Mais j’irai plus loin. Il y a quelque chose de bruyant et de chaotique quand on brise le 4e mur ENTRE les impros. Le mur est plus flexible dans ces moments, bien sûr. L’arbitre s’adresse au public, et le capitaine à la session de question peut certainement les inclure. Mais autre que ça, il faut choisir ses moments. Des bancs de joueurs qui sont toujours en train de crier des choses, soit à l’arbitre, soit au public, est un élément dérangeant et difficile à suivre. L’arbitre qui tombe dans le panneau et jase avec les entraîneurs et joueurs en dehors des moments spécifiés perd du temps et encourage encore plus de tels bris. Il y a une raison que l’impro-match est ponctué de sifflets et de musique. Ce sont des indications aux spectateurs de faire attention, d’écouter, ou bien une permission de jaser entre eux. Aussitôt qu’on interrompt se rythme pour lancer notre petite joke, pour attirer l’attention en dehors des gonds d’une impro, on crée une confusion. La moitié du public ne savait pas de faire attention et ne comprend pas trop ce qui se passe. Bientôt, on frôle le free-for-all, l’arbitre perd contrôle du match, et on n’entend que du bruit, on ne voit que des folies, il n’y a plus de différence entre les moments auxquels il faut faire attention, et ceux à travers lesquels on peut parler ou regarder notre téléphone.

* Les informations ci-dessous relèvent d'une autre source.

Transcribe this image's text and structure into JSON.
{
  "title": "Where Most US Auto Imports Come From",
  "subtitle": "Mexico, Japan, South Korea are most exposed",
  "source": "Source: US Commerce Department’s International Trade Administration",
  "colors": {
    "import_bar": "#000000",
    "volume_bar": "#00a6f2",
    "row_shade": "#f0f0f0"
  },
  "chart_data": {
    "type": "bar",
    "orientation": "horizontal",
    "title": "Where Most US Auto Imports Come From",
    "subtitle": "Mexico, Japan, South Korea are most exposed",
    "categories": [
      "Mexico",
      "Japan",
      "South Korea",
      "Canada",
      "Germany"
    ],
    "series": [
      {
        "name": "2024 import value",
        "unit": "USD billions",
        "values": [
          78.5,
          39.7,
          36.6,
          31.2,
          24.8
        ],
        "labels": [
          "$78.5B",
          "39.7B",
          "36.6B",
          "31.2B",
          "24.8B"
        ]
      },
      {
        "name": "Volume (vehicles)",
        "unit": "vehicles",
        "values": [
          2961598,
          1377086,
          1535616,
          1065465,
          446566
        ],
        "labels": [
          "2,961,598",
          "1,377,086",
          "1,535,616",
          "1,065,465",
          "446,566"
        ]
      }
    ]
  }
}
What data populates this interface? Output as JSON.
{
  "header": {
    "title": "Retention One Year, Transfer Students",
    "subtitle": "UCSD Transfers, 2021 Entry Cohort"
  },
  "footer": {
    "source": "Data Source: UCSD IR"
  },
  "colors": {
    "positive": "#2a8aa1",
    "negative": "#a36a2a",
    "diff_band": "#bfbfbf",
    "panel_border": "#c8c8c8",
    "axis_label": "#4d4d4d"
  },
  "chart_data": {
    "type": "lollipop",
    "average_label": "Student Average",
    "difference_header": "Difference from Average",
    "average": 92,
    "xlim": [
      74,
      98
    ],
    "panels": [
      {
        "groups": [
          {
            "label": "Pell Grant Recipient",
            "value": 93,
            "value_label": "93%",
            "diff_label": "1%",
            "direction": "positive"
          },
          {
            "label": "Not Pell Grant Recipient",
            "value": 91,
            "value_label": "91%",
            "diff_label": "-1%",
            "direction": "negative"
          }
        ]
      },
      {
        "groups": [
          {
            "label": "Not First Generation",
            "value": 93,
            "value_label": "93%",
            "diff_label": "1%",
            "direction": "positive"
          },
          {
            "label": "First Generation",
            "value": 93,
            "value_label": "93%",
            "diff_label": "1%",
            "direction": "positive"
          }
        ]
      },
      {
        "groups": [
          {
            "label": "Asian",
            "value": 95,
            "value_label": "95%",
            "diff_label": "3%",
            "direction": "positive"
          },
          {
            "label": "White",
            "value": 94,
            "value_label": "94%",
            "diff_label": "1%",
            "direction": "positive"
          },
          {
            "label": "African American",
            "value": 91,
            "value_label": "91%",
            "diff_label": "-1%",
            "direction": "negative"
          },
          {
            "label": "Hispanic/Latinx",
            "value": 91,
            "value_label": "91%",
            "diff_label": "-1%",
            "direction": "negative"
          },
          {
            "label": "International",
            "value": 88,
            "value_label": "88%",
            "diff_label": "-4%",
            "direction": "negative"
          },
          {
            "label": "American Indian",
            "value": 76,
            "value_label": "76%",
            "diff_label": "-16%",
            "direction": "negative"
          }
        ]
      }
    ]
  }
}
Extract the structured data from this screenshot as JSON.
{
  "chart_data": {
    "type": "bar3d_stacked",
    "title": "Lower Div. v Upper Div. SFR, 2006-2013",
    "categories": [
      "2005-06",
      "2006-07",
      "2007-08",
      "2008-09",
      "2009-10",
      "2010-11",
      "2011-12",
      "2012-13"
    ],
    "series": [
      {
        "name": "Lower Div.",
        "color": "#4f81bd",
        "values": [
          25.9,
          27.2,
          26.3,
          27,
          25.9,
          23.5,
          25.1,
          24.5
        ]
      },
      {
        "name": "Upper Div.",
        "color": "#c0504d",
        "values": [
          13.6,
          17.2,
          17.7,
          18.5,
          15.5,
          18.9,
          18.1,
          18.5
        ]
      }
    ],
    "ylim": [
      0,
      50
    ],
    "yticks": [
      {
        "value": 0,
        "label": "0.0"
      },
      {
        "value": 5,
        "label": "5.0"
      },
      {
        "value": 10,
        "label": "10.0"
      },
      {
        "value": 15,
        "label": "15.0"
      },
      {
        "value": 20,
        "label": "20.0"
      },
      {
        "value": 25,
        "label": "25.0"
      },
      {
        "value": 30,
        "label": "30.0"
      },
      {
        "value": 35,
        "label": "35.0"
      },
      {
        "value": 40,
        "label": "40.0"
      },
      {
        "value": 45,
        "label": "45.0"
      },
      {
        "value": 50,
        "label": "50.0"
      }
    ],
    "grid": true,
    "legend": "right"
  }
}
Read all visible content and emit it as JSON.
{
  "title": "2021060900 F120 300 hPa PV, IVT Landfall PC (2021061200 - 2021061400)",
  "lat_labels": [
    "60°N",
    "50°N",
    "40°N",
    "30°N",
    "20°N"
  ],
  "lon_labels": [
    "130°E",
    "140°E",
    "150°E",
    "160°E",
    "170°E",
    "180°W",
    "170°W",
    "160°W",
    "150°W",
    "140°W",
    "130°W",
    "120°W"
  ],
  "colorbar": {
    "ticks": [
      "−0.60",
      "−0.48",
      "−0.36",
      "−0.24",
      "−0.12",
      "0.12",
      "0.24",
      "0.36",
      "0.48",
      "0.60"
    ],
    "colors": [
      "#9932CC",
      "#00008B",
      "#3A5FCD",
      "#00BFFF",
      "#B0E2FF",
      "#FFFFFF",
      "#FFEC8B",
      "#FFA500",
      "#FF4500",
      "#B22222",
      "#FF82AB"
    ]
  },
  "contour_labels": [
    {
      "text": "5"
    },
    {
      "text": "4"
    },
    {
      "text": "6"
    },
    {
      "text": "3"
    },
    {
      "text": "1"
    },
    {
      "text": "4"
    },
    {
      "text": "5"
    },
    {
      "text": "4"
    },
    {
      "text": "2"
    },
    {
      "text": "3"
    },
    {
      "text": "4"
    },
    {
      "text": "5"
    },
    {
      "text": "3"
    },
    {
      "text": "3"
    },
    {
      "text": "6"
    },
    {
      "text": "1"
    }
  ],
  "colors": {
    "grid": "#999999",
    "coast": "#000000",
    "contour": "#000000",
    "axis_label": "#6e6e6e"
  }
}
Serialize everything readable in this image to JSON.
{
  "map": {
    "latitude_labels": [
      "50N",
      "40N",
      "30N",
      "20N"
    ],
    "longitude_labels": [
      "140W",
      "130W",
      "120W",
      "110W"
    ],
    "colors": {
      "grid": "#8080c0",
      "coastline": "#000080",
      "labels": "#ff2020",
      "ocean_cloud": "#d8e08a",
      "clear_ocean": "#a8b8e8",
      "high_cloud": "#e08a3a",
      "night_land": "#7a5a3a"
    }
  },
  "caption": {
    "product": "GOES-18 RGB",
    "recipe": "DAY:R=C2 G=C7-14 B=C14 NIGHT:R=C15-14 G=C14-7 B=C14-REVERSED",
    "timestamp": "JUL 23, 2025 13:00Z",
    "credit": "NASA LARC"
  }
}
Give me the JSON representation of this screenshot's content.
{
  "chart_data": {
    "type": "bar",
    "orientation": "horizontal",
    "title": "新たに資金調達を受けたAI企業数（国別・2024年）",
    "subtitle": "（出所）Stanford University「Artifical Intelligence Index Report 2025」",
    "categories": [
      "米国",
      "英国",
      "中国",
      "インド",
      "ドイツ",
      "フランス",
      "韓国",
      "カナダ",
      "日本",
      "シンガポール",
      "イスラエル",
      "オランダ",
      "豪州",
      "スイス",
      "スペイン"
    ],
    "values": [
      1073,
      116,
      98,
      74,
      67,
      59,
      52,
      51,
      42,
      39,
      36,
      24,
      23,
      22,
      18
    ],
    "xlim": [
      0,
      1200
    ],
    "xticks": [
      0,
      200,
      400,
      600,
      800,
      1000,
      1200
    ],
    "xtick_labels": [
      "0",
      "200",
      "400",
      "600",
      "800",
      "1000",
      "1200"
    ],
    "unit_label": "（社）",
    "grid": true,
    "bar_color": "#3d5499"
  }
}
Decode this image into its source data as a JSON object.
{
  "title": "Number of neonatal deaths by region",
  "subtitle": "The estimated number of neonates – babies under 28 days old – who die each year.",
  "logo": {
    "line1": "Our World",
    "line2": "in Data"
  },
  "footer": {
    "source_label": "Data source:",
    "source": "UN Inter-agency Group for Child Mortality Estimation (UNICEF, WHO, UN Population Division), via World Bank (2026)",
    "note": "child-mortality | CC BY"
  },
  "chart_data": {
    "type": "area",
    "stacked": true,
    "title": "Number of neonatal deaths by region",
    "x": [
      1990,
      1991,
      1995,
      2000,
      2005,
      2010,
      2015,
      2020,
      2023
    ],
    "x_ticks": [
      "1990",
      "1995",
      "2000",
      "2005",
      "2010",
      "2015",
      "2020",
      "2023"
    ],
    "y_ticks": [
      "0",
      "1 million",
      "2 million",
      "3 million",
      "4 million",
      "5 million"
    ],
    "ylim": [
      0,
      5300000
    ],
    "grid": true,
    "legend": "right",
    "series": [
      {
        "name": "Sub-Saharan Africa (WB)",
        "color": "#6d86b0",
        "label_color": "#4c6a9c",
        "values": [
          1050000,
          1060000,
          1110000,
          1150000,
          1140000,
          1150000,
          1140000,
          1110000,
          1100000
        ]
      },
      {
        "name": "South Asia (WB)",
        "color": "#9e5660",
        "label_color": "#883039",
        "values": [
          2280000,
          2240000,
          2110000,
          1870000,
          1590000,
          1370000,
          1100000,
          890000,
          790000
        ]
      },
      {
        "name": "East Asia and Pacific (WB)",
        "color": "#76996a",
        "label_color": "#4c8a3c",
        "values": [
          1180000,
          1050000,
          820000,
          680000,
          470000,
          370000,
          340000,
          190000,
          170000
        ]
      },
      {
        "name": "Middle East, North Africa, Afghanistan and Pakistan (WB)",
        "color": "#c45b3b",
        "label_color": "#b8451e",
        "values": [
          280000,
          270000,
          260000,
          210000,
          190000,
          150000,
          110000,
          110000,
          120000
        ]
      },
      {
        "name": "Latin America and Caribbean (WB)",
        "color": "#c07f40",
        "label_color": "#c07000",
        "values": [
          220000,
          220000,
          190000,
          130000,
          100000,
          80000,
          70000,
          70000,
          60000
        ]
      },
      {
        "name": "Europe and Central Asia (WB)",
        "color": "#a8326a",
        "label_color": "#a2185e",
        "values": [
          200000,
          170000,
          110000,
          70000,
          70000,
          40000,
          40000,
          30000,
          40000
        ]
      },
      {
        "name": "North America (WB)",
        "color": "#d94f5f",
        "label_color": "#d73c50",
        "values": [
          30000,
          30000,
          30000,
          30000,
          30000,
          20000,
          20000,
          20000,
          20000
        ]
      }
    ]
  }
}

Un moment dans un tournoi/une saison où quelque chose comme ça arrive, c’est mémorable. Quand ça arrive constamment, ce n’est que du bruit.

Le 4e mur est là pour une raison. Il indique qu’on regarde un SPECTACLE. Pour le public, il est une vitrine à travers laquelle il est voyeur. Aussitôt qu’on le démolit et qu’il RESTE démoli, on égalise la dynamique entre joueurs et spectateurs au détriment du spectacle. Le public se donne le droit de jaser ou de crier des choses vers la scène. On ne croit plus dans les scènes montées. On a le sentiment d’être dans le salon des joueurs pendant un party où quelqu’un joue de la guitare, mais la moitié du monde n’est pas là pour écouter un show. Ça rend la chose non-officielle, garochée.
Brisez le 4e mur à des moments bien choisis. Le public devrai ressentir un thrill quand tout à coup un joueur leur adresse la parole, ou les regarde dans les yeux. Jusque là, gardez contact avec les joueurs qui sont avec vous dans l’arène. Laissez le public croire les situations que vous improvisez. Et enfin, avec la bonne idée, au meilleur moment, bam, faites un trou dans le mur, mais un trou TEMPORAIRE!